Abstract: Super-resolution is a prototypical ill-posed inverse problem that is encountered in many scientific and engineering tasks such radar target localization, super-resolution microscopy and modern autonomous sensing. The key objective is to retrieve “seemingly lost information” (typically high frequency components) from limited, low-frequency measurements, which are often distorted by a physical acquisition system and corrupted by noise. It is a classical but fertile topic where new innovations are continuously pushing the limits of what is achievable, and thereby giving rise to new scientific questions that can reshape our understanding of the fundamental limits of super-resolution.

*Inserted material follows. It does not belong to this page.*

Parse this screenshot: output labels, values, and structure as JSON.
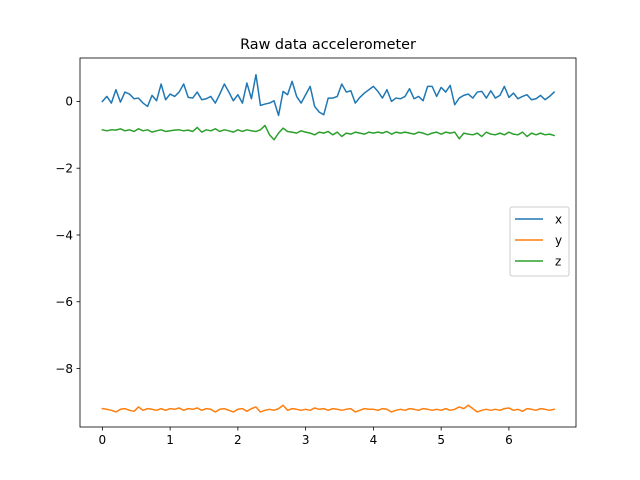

We will study some of these innovations and fundamental questions that have been driven by sensing geometries (such as sparse arrays) and algorithmic advances (convex and non-convex methods). We will establish that resolution is a not a simple quantity that only depends on the aperture of the imaging system (as commonly believed), but is crucially shaped by factors noise level, sensing geometry, dynamic range and the trade-off between spatial and temporal measurements. Perspectives from coding theory have intriguing connections with sensing and super-resolution, which we will explore in the context of difference sets and subspace codes. Finally, we will take a critical look at the role of algorithm design for super-resolution and understand the trade-off between computational complexity and achievable resolution. In particular, we will argue that super-resolution is inherently a non-convex problem and one has to pay a hefty price in terms of achievable resolution by adopting a convex surrogate. We will demonstrate that it is possible to strike a balance between computational complexity and resolution without resorting to relaxation, and instead exploiting the rich structure that some of these super-resolution problems possess.